Right now, we are held within a time “in between,” and we witness the striving and the struggle for power, influence, meaning, all around us. As the struggle of the boys (two nations) within her caused pain to mother Rebekah, so there is pain for so many in our own time, made worse by reaching and grasping for power around and within us. We wait and also strive to emerge. But the story of transition and transformation brought to light more by Sarah and Rebekah, gives us the chance to see the strength we each have to discover within ourselves because we are “in between.” I am witnessing the strength of faith and hope of so many of you, the patience and also the realism and optimism you hold together. There may be crying out in pain, as Rebekah does before God, wondering, “Why did this happen to me?” And yet from this, through this, each of you and all of us together are part of the emergence of people transformed, and emerge we will, moving God with our prayers.

Let us Pray:

Satisfy us with your love in the morning,

and we will live this day in joy and praise.

Eternal God,

we rejoice this morning in the gift of life, which we have received by your grace, and the new life you give in Jesus Christ.

Especially we thank you for

ministries of compassion, witness, and service . . . those who make and grow the things we need . . . the communities in which we live . . .

strength and abilities to serve you today . . . indications of your love at work in the world . . .

People of God, for what else do we give thanks?

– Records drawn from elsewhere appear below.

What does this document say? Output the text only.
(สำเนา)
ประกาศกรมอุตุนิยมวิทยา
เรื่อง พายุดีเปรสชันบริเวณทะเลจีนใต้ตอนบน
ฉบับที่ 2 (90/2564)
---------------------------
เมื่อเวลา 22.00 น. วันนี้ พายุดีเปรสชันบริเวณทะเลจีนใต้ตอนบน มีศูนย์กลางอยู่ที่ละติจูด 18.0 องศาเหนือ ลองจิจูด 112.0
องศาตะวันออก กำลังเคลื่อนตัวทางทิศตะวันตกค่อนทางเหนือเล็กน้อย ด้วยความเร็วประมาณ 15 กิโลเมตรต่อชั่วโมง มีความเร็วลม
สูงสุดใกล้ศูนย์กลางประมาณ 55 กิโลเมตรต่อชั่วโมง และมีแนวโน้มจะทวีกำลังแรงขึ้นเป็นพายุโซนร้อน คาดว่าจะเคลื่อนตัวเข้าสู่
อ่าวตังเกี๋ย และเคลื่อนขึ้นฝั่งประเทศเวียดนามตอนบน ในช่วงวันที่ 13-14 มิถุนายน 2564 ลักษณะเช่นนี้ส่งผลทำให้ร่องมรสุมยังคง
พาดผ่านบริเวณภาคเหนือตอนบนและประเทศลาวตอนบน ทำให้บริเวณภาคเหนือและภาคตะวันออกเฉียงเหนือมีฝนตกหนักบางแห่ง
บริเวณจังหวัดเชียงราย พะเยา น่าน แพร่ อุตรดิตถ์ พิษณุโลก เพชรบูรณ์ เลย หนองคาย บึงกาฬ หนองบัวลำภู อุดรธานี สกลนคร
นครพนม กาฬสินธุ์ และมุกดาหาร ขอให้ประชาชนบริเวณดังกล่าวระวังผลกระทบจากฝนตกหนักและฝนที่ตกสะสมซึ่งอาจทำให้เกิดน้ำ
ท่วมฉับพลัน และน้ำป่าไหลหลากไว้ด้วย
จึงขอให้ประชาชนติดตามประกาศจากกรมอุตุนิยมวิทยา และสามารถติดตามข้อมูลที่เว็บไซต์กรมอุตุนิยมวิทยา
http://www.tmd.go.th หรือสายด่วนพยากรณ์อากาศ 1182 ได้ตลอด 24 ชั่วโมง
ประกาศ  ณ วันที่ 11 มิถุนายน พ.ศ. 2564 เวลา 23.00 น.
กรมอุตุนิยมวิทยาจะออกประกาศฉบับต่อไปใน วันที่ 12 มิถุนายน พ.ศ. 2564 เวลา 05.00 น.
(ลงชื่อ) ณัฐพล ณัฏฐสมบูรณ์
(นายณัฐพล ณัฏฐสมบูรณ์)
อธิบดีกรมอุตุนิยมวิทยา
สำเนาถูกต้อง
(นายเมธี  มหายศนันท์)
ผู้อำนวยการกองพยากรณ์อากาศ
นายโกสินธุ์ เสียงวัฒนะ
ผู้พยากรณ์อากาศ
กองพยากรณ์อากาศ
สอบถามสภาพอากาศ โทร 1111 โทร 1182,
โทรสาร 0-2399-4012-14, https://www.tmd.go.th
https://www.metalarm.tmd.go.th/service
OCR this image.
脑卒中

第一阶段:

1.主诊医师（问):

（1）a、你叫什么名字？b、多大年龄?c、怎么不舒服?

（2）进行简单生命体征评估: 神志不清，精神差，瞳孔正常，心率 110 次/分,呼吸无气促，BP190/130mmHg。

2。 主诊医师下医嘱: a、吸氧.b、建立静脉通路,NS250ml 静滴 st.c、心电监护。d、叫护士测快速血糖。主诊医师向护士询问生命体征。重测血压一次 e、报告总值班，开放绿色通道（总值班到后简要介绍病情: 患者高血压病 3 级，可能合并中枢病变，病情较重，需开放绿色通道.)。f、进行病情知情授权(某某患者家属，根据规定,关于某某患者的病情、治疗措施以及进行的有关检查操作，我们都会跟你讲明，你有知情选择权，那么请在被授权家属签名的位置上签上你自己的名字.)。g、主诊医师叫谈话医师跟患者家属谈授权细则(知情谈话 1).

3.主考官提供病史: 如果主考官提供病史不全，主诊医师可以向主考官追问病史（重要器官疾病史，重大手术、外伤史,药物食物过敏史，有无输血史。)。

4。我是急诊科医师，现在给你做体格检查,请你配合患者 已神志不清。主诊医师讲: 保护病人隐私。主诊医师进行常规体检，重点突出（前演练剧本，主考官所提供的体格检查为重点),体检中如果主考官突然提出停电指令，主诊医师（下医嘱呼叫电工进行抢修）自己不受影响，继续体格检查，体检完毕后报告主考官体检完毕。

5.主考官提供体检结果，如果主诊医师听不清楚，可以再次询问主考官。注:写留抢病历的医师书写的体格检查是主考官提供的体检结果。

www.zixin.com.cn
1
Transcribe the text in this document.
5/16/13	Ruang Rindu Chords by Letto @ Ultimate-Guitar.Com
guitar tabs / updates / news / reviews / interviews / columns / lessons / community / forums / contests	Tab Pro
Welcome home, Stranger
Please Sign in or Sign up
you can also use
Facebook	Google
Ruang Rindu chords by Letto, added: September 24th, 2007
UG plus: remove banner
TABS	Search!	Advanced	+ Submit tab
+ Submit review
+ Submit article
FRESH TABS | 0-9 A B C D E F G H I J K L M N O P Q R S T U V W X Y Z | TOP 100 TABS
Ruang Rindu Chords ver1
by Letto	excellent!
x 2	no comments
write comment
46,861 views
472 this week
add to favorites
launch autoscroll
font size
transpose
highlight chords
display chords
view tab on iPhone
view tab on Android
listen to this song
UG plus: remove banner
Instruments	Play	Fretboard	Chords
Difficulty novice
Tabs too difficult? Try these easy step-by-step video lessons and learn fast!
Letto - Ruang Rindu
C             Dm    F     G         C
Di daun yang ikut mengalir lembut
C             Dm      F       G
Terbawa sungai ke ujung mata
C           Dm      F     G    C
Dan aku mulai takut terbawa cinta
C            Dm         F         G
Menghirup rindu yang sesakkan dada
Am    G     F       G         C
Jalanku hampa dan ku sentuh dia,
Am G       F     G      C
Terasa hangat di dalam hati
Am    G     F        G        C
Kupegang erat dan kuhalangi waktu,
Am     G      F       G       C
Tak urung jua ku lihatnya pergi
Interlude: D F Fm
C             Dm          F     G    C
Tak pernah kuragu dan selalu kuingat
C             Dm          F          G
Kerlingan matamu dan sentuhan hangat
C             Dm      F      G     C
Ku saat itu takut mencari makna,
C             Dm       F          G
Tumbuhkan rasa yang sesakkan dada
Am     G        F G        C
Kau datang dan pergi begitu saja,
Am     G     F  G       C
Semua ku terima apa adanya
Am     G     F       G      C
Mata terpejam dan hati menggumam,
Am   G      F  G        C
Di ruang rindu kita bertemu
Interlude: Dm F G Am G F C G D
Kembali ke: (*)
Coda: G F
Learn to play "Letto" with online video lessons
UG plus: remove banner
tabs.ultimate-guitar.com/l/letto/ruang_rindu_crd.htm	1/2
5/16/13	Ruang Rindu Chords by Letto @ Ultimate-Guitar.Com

Add your own prayers of thanksgiving.

God of grace,

we offer our prayers for the needs of others and commit ourselves to serve them

even as you have served us in Jesus Christ.

Especially we pray for the church in Africa . . .

the conservation of the soil, water, and air . . . those closest to us in this community . . . friends and relatives who are far away . . .

all who care for others in body, mind, and spirit . . .

And for Dick Shepley and his family, Mary, Sharon and Tom Herrold, Duana, Larry, Jennifer Watkins, Brenda and Cliff, Bob, Rochelle, Karen and Steve, Barb and Butch, Sharron Blezard, Marcia, Rose, Phil and Alice, Stanley Hope, Jake, John, Julie, the nurses of our Medical Outreach Clinic and…

People of God, for what else do we pray? Add your own prayers.

God of our salvation,

as the light of morning dawns heaven and earth sing your praise. Cause us to live and grow in faith so that we may bear good fruit

for the glory of your holy realm; through Jesus Christ our Lord. Amen.

“God the Father, Son, and Holy Spirit watch over us. Amen.”